The inability of NixOS clients to leave cache.nixos.org out of substituters (which I can on Nix on Debian) remains a real issue - but it's a separate issue.

[colemickens]

Yep, just started doing remote builds again recently and I'm seeing this again too.

edit: I don't mean to be too whiny, but after years, it's disappointing how little confidence I have in many scenarios around remote building.

[colemickens]

And now I can't tell (after adding a regular "trusted-user") if it's working or not because it's still copying sources up. It would be great if there was a way to do a remote build with NIX_STORE=ssh-ng:// that acted like a local build and didn't do any copying.

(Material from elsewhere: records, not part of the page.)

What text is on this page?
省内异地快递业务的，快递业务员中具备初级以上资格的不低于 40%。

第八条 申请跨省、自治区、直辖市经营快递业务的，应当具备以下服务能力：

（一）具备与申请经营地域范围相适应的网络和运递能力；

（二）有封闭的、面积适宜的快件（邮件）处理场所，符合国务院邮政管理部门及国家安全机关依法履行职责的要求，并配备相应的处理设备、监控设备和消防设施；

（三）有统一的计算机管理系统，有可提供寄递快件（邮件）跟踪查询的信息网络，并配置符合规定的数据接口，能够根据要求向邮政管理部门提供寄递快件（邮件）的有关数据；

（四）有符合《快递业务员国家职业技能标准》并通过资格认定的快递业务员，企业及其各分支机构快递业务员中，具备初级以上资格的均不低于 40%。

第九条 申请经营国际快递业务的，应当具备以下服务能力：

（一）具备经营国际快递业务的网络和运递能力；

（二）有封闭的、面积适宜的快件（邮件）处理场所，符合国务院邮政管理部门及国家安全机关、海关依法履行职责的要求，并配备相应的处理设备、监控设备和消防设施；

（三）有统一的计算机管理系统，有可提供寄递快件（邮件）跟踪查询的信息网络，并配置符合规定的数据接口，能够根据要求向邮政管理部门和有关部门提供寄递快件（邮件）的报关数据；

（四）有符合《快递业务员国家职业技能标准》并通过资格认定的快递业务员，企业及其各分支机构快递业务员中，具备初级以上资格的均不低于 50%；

EDIT: this is probably the result of me copying derivations to the remote, and the fact that some of my config uses IFD ?

[Animeshz]

I'm still not able to get remote builder to pull packages from cache directly, it always goes through my local machine. Is there any exact steps if anybody got it right?

EDIT: Turns out I didn't had substituters set up on the remote build machine, adding a nix-channel and updating fixed it.

[teto]

I see this as well. This makes remote builds longer than building locally :s I've checked my local and remote configs and everything looks sensible to me, I have no idea why I have to push stuff from my machine :s It doesn't help that the nix-daemon is very quit. Is there any flag to make it more verbose (--help is not that helpful either) ? Also the nix client says: copying /nix/store/.... to ssh://builderwhich is a bit ambiguous since you dont know if it's copying from cache or locally. bandwhich showed me that my machine was uploading to the builder.